"They might have died," said Sammy.

"They couldn't have died, if they hadn't been killed nor hurted."

"Yes, they might: folks die 'cause they're sick."

"I don't believe that nobody in this Run ever died 'thout they was killed. How can anybody die, 'cept they're killed or drownded? they can't, I know."

"I tell you they can: they'll be took sick, and grown all pale, and their flesh'll all go away, and they'll go to bed, and grow weak; and bime-by they'll get so weak they can't live. I've heard my mother say how her father died. Mr. Holdness might have died. Mother says the rheumatism what he had kills folks sometimes."

"I had a little sister," said Will Redmond, "that her throat all swelled, and she couldn't breathe, and she died."

Archie still being incredulous, Maud Stewart said,—

"Why, Archie, there is a man buried in the graveyard that the Indians didn't kill,—Mr. Campbell. I've heard mother tell how he is all the one in this Run who ever died, and wasn't killed by Indians. Don't you know the reason Mrs. Sumerford wanted to move out of the fort was because she said that so many in a small place, all stived up, and cattle round, might breed the garrison-fever? and she told my father that would be as bad as the Indians."

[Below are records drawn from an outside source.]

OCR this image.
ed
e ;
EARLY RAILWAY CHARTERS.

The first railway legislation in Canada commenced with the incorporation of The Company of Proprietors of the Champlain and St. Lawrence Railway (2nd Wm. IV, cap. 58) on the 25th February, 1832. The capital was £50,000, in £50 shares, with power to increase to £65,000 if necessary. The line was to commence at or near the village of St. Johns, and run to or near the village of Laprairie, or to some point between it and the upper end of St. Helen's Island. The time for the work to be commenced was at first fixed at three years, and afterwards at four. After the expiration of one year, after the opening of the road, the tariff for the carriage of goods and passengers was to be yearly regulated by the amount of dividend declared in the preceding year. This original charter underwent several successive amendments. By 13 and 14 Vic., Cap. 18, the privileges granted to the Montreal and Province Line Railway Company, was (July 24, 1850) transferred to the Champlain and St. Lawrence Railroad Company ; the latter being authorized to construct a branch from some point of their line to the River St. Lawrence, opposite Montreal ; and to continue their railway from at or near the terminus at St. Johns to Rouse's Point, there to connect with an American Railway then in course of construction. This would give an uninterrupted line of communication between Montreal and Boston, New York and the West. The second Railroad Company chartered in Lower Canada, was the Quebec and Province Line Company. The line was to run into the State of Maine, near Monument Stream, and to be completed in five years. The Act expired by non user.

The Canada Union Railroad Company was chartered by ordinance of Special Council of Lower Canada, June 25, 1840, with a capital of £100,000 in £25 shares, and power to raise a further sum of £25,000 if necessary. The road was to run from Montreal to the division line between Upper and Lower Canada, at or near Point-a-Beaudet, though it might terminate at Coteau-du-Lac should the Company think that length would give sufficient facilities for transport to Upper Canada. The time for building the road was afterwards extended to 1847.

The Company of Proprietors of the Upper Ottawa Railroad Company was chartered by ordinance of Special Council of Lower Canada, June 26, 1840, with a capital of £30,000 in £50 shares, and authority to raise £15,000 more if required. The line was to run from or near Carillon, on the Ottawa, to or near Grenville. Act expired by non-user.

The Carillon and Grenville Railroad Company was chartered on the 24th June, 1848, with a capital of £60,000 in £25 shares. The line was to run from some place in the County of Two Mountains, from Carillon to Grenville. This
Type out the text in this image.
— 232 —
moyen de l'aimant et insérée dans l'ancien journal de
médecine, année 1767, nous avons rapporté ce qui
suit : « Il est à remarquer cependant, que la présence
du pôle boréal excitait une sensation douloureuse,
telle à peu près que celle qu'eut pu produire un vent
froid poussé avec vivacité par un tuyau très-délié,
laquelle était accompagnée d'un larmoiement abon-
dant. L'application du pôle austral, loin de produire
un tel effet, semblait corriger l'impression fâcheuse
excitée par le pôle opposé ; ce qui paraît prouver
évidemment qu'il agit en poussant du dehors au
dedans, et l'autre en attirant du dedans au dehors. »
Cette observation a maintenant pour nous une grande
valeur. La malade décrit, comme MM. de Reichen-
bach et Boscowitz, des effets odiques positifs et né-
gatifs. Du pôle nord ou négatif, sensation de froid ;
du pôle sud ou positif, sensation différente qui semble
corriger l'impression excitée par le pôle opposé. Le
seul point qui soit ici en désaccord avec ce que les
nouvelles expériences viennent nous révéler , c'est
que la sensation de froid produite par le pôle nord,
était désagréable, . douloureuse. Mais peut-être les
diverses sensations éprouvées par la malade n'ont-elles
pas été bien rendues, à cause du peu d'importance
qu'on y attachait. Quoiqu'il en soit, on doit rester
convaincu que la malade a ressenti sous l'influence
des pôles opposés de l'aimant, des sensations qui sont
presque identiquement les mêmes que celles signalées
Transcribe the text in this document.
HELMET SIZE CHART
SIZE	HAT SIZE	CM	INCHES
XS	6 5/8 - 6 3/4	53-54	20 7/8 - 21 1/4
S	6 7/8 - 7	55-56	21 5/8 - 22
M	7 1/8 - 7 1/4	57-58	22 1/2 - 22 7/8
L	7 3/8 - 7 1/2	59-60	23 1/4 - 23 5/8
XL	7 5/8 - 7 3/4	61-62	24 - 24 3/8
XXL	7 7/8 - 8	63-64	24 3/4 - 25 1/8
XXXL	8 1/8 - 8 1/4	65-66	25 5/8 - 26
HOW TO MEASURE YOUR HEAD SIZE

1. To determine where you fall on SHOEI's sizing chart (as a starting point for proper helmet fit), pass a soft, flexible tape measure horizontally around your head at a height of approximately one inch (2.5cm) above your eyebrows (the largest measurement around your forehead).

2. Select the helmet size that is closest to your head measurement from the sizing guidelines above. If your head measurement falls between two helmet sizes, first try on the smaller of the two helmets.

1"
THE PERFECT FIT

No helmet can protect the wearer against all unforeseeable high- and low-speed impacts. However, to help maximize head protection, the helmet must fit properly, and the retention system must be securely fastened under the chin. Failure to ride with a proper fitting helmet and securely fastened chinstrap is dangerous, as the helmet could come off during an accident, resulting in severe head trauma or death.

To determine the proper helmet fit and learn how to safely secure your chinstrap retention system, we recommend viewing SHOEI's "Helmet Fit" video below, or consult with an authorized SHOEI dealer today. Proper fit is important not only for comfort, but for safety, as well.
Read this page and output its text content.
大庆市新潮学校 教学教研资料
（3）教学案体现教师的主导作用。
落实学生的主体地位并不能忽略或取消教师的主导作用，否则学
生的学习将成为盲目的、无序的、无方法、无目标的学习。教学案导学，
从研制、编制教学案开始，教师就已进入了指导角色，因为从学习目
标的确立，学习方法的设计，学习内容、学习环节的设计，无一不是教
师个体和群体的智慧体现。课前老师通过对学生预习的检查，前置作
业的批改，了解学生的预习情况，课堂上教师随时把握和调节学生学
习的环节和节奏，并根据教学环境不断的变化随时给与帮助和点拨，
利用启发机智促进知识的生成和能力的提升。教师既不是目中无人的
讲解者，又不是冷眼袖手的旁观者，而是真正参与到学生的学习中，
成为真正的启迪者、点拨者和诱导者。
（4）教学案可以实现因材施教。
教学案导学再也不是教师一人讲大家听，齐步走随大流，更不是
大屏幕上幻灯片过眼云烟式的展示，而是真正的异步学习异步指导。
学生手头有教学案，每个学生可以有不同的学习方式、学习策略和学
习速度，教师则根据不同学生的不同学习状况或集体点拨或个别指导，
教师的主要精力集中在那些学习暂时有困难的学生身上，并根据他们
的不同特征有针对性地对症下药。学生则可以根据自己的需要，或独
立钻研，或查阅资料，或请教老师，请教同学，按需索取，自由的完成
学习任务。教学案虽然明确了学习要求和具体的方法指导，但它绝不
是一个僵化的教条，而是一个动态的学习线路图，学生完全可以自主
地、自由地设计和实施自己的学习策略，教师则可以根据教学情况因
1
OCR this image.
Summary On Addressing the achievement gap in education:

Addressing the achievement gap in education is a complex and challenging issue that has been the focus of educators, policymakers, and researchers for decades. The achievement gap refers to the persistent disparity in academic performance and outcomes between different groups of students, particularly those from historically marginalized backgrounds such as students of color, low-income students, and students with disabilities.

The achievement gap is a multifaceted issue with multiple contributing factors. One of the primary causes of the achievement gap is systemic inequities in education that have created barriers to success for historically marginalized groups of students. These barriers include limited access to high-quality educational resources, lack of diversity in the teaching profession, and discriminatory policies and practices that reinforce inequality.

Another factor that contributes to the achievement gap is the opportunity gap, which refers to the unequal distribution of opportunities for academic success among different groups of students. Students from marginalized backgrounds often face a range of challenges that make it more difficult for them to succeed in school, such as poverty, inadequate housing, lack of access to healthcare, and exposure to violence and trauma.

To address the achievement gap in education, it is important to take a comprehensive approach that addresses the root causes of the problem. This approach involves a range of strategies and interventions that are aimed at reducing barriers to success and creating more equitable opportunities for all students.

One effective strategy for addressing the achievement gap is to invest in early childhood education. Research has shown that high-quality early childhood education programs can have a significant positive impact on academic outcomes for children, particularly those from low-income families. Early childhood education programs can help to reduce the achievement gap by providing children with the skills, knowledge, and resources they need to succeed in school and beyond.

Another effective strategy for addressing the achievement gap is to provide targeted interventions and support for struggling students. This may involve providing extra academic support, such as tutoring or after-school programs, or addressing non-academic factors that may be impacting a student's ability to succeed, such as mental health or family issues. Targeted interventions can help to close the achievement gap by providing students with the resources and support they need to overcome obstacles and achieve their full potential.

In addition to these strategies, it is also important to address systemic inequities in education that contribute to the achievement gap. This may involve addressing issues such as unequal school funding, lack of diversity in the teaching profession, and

No one of the children had ever known one of their number to die of disease. All their knowledge respecting the matter was obtained from their parents; and nothing could more strikingly illustrate the perilous life the settlers led than the fact that Archie Crawford considered death by the rifle, tomahawk, or some violence, the natural end of mankind. He had never been out of the Run; there was not an old person there, and he had not the least conception of death by decay of nature.

Just below the scene of their mishap, the stream was so crooked that it resembled very much a bean-vine encircling a pole. Here they found the greater portion of the bladders, which they valued somewhat.